CMB-S4 / serverless-data-portal-cmb-s4

Proof-of-concept for a data portal using static pages.
https://data.cmb-s4.org/
BSD 3-Clause "New" or "Revised" License
1 stars 2 forks source link

Migration to NERSC #28

Closed zonca closed 11 months ago

zonca commented 1 year ago

We have now a CMB-S4 collaboration endpoint on Perlmutter running Globus 5. "NERSC Perlmutter cmbs4 Collab"

However this works differently than before, instead of sharing only the gsharing folder on the community file system, this directly accesses the cmbs4 home folder.

Opened a ticket asking for help.

zonca commented 1 year ago

Docs seems outdated: https://docs.nersc.gov/services/globus/

rpwagner commented 1 year ago

@zonca I'm at NERSC this week. Let me know if I can help by talking to someone while I'm there.
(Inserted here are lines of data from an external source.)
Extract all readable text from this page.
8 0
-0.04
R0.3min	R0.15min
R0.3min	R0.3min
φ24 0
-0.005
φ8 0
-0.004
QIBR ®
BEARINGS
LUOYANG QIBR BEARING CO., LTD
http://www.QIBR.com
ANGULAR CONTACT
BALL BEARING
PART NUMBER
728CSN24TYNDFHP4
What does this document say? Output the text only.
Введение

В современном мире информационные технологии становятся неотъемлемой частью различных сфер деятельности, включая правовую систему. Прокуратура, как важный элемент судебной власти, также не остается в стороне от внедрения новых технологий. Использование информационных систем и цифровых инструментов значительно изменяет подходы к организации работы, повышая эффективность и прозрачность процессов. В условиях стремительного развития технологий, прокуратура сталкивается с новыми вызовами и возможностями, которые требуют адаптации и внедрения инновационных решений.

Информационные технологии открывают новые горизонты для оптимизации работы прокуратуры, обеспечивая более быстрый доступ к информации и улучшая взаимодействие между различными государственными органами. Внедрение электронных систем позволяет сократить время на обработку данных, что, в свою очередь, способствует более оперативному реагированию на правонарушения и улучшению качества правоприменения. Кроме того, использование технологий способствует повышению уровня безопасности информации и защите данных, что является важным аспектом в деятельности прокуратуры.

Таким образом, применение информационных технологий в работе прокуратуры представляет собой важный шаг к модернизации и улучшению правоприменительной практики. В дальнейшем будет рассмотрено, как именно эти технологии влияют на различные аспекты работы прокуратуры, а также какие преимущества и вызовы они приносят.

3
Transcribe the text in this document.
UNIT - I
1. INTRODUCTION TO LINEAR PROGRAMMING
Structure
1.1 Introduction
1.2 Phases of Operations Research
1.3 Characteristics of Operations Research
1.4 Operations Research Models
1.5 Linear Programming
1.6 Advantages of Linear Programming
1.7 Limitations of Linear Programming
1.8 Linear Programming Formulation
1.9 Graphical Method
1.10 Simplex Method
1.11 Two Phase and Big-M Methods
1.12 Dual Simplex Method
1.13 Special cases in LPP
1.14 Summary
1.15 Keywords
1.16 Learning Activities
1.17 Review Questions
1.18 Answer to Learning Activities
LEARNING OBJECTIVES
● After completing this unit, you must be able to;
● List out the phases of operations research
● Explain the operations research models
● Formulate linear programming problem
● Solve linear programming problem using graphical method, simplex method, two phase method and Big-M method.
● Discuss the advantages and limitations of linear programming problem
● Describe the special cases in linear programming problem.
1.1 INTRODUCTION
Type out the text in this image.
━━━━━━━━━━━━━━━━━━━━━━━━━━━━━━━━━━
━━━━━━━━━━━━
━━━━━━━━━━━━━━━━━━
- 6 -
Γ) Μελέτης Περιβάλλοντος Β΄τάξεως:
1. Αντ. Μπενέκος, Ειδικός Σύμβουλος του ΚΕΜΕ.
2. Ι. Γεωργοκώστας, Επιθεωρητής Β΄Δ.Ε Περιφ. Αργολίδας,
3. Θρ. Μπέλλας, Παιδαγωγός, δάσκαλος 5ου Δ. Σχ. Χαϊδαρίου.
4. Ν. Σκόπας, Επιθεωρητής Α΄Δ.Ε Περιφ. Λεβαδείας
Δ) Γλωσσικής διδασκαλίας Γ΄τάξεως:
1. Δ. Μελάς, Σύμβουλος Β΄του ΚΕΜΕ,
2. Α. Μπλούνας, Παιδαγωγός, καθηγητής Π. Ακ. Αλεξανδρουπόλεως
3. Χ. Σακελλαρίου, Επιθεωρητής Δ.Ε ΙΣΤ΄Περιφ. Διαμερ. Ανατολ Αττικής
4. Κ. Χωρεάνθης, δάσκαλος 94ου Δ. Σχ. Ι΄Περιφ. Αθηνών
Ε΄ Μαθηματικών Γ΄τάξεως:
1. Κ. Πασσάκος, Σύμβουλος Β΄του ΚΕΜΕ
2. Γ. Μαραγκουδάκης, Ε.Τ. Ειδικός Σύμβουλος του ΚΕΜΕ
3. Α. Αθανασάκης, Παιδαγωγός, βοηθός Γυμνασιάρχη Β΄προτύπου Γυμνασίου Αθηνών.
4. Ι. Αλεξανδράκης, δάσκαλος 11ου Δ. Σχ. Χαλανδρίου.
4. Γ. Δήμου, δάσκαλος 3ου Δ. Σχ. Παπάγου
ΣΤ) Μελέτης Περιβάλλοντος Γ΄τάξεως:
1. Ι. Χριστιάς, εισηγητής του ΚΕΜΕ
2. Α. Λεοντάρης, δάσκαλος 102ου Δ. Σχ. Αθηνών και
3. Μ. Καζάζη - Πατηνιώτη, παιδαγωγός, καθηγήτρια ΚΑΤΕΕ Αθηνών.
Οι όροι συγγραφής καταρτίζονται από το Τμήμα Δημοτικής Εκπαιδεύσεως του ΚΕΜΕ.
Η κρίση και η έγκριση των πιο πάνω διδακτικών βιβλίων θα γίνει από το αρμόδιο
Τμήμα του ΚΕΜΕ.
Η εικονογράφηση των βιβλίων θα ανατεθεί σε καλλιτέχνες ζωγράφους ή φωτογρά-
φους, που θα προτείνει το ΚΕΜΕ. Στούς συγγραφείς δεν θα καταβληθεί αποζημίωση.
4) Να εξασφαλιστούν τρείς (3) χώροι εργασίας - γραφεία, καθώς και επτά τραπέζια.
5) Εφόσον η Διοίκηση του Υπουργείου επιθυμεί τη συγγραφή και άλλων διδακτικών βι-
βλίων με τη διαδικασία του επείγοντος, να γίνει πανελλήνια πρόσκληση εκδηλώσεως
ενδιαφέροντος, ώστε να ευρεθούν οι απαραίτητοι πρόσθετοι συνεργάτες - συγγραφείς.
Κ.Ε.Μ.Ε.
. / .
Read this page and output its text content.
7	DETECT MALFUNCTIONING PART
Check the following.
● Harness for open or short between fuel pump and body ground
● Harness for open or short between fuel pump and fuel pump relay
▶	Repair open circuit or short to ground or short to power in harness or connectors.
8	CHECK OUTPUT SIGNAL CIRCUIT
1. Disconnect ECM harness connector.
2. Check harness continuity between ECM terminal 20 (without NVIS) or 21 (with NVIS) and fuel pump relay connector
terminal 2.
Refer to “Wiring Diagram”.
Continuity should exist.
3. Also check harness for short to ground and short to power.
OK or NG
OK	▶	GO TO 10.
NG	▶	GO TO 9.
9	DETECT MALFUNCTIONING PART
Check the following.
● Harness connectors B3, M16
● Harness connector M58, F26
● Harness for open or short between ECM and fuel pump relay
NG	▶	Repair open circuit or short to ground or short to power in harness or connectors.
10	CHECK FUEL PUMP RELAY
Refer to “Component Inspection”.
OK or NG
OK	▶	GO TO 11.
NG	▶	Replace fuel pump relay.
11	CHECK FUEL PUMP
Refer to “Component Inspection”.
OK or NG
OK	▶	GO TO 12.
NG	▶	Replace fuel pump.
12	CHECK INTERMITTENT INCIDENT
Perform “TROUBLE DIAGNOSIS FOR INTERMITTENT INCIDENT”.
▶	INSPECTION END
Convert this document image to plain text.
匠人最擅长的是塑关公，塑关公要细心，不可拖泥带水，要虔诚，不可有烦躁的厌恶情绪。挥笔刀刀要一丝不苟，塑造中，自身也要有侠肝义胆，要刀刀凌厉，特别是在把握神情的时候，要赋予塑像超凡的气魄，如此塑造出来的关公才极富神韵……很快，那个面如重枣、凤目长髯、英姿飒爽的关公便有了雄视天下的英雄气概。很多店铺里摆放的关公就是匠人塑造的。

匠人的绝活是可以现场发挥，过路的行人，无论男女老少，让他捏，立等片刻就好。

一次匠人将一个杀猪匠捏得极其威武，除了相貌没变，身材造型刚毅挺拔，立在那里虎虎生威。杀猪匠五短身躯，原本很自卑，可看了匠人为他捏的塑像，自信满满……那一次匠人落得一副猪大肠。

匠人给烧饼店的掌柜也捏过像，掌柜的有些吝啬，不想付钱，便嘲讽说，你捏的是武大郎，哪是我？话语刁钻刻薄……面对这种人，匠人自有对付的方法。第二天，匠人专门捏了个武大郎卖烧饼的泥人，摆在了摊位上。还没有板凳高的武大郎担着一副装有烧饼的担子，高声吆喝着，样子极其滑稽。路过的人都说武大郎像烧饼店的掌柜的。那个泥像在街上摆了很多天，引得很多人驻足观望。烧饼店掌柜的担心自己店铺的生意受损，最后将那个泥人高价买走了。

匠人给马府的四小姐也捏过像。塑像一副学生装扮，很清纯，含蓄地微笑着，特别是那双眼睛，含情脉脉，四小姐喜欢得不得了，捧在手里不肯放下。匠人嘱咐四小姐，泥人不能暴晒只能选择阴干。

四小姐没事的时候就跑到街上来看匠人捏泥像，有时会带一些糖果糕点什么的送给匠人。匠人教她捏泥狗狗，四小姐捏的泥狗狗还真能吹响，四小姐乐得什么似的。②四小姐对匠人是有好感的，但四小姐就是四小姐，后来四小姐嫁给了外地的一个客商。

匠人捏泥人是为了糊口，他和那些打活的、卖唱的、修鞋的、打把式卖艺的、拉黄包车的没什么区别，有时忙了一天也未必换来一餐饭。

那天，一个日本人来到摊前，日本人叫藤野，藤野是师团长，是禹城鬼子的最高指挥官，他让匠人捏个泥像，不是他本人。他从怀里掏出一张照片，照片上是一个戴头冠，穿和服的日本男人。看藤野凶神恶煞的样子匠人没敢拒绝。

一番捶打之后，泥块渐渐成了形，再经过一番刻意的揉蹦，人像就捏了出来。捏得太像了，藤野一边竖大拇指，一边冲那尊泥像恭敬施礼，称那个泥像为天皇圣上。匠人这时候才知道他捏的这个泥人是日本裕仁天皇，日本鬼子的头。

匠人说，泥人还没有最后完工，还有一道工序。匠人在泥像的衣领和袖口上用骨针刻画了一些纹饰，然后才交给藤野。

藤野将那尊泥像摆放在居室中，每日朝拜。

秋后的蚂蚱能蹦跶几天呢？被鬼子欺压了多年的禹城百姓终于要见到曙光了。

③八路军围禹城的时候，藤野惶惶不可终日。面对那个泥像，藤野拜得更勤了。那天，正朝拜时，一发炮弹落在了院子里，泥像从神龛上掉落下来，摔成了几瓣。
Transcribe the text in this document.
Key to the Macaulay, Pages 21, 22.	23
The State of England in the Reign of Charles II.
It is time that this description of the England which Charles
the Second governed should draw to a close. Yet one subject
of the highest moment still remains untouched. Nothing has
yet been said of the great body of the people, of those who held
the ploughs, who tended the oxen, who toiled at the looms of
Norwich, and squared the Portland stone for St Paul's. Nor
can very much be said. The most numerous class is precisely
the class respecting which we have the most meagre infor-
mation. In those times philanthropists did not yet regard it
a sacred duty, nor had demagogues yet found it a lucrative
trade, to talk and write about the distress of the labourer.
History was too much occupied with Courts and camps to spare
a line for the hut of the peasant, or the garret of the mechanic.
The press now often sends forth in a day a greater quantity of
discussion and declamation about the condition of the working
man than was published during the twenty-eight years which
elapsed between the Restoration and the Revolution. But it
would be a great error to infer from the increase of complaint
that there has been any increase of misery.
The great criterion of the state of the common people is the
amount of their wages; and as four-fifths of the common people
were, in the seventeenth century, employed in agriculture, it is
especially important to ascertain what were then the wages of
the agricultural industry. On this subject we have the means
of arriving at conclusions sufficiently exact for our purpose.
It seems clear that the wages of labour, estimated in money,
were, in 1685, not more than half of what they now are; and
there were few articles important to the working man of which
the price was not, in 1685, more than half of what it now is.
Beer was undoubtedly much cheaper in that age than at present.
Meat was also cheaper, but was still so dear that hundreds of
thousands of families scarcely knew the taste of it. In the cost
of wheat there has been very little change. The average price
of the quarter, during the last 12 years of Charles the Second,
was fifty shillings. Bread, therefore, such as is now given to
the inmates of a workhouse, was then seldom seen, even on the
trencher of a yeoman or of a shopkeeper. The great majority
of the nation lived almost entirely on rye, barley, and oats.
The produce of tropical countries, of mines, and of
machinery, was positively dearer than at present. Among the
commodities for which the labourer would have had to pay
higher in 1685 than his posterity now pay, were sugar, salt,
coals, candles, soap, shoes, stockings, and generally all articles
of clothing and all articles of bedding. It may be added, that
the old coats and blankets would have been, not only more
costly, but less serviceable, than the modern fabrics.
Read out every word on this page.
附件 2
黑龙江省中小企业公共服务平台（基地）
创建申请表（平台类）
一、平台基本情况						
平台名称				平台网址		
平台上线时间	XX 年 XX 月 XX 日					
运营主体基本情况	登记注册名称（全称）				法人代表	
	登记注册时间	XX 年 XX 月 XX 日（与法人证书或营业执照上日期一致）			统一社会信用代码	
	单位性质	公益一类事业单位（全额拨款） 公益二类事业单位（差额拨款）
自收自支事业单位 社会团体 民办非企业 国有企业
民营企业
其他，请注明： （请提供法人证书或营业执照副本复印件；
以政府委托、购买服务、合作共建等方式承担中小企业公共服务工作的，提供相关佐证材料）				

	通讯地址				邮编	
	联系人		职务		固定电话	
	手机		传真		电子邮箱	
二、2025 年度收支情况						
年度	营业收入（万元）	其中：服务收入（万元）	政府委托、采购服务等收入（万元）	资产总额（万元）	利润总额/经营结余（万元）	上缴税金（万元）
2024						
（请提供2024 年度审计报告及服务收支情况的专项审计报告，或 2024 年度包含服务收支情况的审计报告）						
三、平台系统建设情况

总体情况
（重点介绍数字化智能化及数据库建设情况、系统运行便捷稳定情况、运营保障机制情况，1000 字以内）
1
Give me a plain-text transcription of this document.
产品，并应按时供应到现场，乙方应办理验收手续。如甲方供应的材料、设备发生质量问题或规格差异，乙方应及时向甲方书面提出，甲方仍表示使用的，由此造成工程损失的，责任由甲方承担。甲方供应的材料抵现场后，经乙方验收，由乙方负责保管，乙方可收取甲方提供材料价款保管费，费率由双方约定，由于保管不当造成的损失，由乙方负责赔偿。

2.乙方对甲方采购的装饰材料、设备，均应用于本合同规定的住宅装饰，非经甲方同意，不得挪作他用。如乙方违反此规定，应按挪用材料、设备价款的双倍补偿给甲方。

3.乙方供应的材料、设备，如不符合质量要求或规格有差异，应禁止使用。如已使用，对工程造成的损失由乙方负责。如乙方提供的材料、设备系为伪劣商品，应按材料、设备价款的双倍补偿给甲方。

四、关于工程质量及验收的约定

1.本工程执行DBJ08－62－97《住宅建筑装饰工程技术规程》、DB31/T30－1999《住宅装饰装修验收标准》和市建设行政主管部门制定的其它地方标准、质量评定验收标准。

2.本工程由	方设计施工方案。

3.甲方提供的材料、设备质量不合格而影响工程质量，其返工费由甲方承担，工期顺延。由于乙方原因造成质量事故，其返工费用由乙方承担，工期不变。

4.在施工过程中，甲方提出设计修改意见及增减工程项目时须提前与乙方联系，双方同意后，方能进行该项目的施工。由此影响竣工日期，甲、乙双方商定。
zonca commented 1 year ago

@rpwagner yes, I think it would be a good opportunity to get in contact with Lisa Gerhardt if you haven't met her already, and you understand better the configuration of Globus we need for the portal.

zonca commented 1 year ago

@jdborrill: today @rpwagner and I had a chat with Lisa Gerhardt and Nick Tyler. there are some security restrictions that affect the data portal:

  1. Guest collections that allow users to manage permissions can only be created by a user account, not a collaboration account. So I should create the guest collection with my account and I will be the only one that can change permissions on the folders. In case someone else gets in charge of the portal, they will have to point the guest collection to the data portal root and reconfigure again permissions, no need to move data. Should I create the guest collection? or do we want to put someone else in charge of permissions? For permission here we mean which Globus groups access which folder. Multiple people can manage membership to the Globus group (which is actually automated now).
  2. UCSD allows files shared via HTTPS to be directly accessible without logging in to Globus. NERSC instead requires to authenticate to any Globus account before downloading the files. To go around this we could keep the public data at UCSD and only keep the protected data at NERSC. Alternatively, Lisa suggested we could ask NERSC to change policy on this, it will take some months but it could be changed.
jdborrill commented 1 year ago

Hi Andrea,

Thanks for this.

  1. I'm happy for you to be in charge of the guest collection, as you suggest.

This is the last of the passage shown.